Considérée comme la Oum Kalsoum d’Afghanistan, Farida Mahwash est née en 1947 dans une famille traditionaliste. Sa mère enseignait le Coran dans un pays où les artistes étaient peu considérés, voire méprisés quant il s’agissait de femmes. Des préjugés qui ont bridé pendant des années la vocation de Farida jusqu’à la fin de ses études (elle a chanté dans les fêtes scolaires) où elle intègre Radio Kaboul.

Elle se fait vite remarquer pour sa voix exceptionnelle par le directeur de la station qui l’encourage à devenir chanteuse. L’apprentie artiste obtient une bourse pour se former sérieusement au chant et la musique sous la direction d’Ustad Mohammad Hashem Chesht (assassiné en Allemagne en 1994). Un artiste réputé qui lui prodiguera un enseignement rigoureux basé essentiellement sur l’étude du râga indien selon la formation traditionnelle des artistes en Afghanistan.

En 1977, Ustad Mohammad Hussain Sarâhang (1924-1983), un autre maître du khyâl, du ghazal, de la tanara ou du thumri, lui décernera le titre de « ustad » (maître), une première dans un pays où cette distinction était jusque-là réservée aux hommes. Farida se rappelle l’époque où elle voulait chanter le ghazal, un art qui confond amour divin et sentiments terrestres, au confluent des musiques arabe, persane, indienne et des traditions purement afghanes.

Il lui fallait apprendre qu’à Kharâbat, le quartier des musiciens à Kaboul, les femmes n’y allaient pas, interdites par leurs familles de fréquenter ce lieu de vin, prisé par les poètes et les philosophes. Elle a pris courage et s’y est rendue avec son mari pour en apprendre les règles musicales. « Je suis la première femme à avoir suivi cette voie », dit-elle avec la même détermination que celle d’antan. La musique avait éloigné Ustad Mahwash de sa famille.

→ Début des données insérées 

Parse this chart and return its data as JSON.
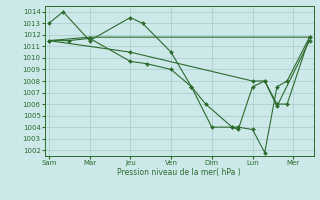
{
  "background_color": "#cce8e8",
  "grid_color": "#aacccc",
  "line_color": "#2d6b2d",
  "marker_color": "#2d6b2d",
  "xlabel_text": "Pression niveau de la mer( hPa )",
  "ylim": [
    1001.5,
    1014.5
  ],
  "yticks": [
    1002,
    1003,
    1004,
    1005,
    1006,
    1007,
    1008,
    1009,
    1010,
    1011,
    1012,
    1013,
    1014
  ],
  "xtick_labels": [
    "Sam",
    "Mar",
    "Jeu",
    "Ven",
    "Dim",
    "Lun",
    "Mer"
  ],
  "xtick_positions": [
    0,
    1,
    2,
    3,
    4,
    5,
    6
  ],
  "xlim": [
    -0.1,
    6.5
  ],
  "series": [
    {
      "comment": "main line: Sam->peak->Mar->Jeu->Ven->Dim->min->Lun->Mer",
      "x": [
        0.0,
        0.35,
        1.0,
        2.0,
        2.3,
        3.0,
        3.5,
        3.85,
        4.5,
        4.65,
        5.0,
        5.3,
        5.6,
        5.85,
        6.4
      ],
      "y": [
        1013.0,
        1014.0,
        1011.5,
        1013.5,
        1013.0,
        1010.5,
        1007.5,
        1006.0,
        1004.0,
        1004.0,
        1003.8,
        1001.8,
        1007.5,
        1008.0,
        1011.8
      ],
      "has_markers": true
    },
    {
      "x": [
        0.0,
        0.5,
        1.0,
        2.0,
        2.4,
        3.0,
        3.5,
        4.0,
        4.5,
        4.65,
        5.0,
        5.3,
        5.6,
        6.4
      ],
      "y": [
        1011.5,
        1011.5,
        1011.7,
        1009.7,
        1009.5,
        1009.0,
        1007.5,
        1004.0,
        1004.0,
        1003.8,
        1007.5,
        1008.0,
        1005.8,
        1011.5
      ],
      "has_markers": true
    },
    {
      "x": [
        0.0,
        1.0,
        6.4
      ],
      "y": [
        1011.5,
        1011.8,
        1011.8
      ],
      "has_markers": false
    },
    {
      "x": [
        0.0,
        2.0,
        5.0,
        5.3,
        5.6,
        5.85,
        6.4
      ],
      "y": [
        1011.5,
        1010.5,
        1008.0,
        1008.0,
        1006.0,
        1006.0,
        1011.8
      ],
      "has_markers": true
    }
  ]
}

La fin en 1989 de la guerre anti-soviétique déclenchée en 1980 provoque une période d’intense instabilité politique qui pousse Mahwash à s’exiler en 1991, avant la prise du pouvoir par les talibans. La chanteuse, adulée par le public, se réfugie au Pakistan quand chaque camp politique afghan lui demande de chanter pour sa cause au risque qu’elle se fasse assassiner par l’un ou l’autre des belligérants. Harassée, elle demande l’asile politique au HCR (haut-commissariat aux réfugiés de l’Onu) qui lui obtient son installation aux Etats-Unis.

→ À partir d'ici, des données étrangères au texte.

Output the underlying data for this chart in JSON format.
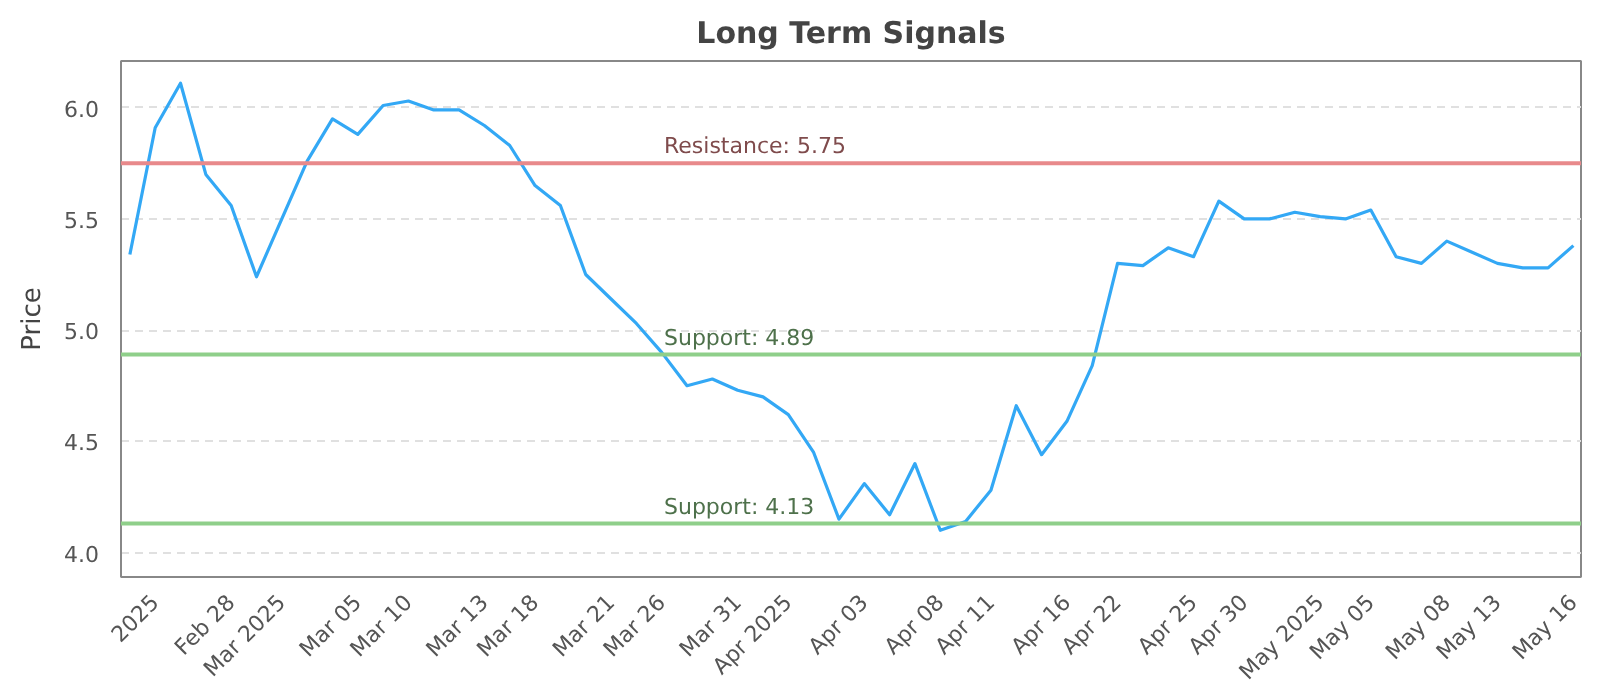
{
  "chart_data": {
    "type": "line",
    "title": "Long Term Signals",
    "ylabel": "Price",
    "categories": [
      null,
      "2025",
      null,
      null,
      "Feb 28",
      null,
      "Mar 2025",
      null,
      null,
      "Mar 05",
      null,
      "Mar 10",
      null,
      null,
      "Mar 13",
      null,
      "Mar 18",
      null,
      null,
      "Mar 21",
      null,
      "Mar 26",
      null,
      null,
      "Mar 31",
      null,
      "Apr 2025",
      null,
      null,
      "Apr 03",
      null,
      null,
      "Apr 08",
      null,
      "Apr 11",
      null,
      null,
      "Apr 16",
      null,
      "Apr 22",
      null,
      null,
      "Apr 25",
      null,
      "Apr 30",
      null,
      null,
      "May 2025",
      null,
      "May 05",
      null,
      null,
      "May 08",
      null,
      "May 13",
      null,
      null,
      "May 16"
    ],
    "series": [
      {
        "color": "#33a8f5",
        "values": [
          5.34,
          5.91,
          6.11,
          5.7,
          5.56,
          5.24,
          5.5,
          5.76,
          5.95,
          5.88,
          6.01,
          6.03,
          5.99,
          5.99,
          5.92,
          5.83,
          5.65,
          5.56,
          5.25,
          5.14,
          5.03,
          4.9,
          4.75,
          4.78,
          4.73,
          4.7,
          4.62,
          4.45,
          4.15,
          4.31,
          4.17,
          4.4,
          4.1,
          4.14,
          4.28,
          4.66,
          4.44,
          4.59,
          4.84,
          5.3,
          5.29,
          5.37,
          5.33,
          5.58,
          5.5,
          5.5,
          5.53,
          5.51,
          5.5,
          5.54,
          5.33,
          5.3,
          5.4,
          5.35,
          5.3,
          5.28,
          5.28,
          5.38
        ]
      }
    ],
    "ylim": [
      3.89,
      6.21
    ],
    "yticks": [
      {
        "value": 4,
        "label": "4.0"
      },
      {
        "value": 4.5,
        "label": "4.5"
      },
      {
        "value": 5,
        "label": "5.0"
      },
      {
        "value": 5.5,
        "label": "5.5"
      },
      {
        "value": 6,
        "label": "6.0"
      }
    ],
    "grid": "y",
    "marker": "none",
    "line_style": "solid",
    "ref_lines": [
      {
        "axis": "y",
        "value": 5.75,
        "label": "Resistance: 5.75",
        "color": "#e8898b"
      },
      {
        "axis": "y",
        "value": 4.89,
        "label": "Support: 4.89",
        "color": "#8fcf8a"
      },
      {
        "axis": "y",
        "value": 4.13,
        "label": "Support: 4.13",
        "color": "#8fcf8a"
      }
    ]
  }
}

Depuis, elle enregistre régulièrement des albums passionnés et raffinés, notamment en France avec Radio Kaboul, groupe formé essentiellement de musiciens afghans exilés. Leurs sitar, sarod, harmonium ou rubab accompagnent délicatement la voix puissante et ensorceleuse de « la » Ustad récompensé par un BBC World Music Award en 2003.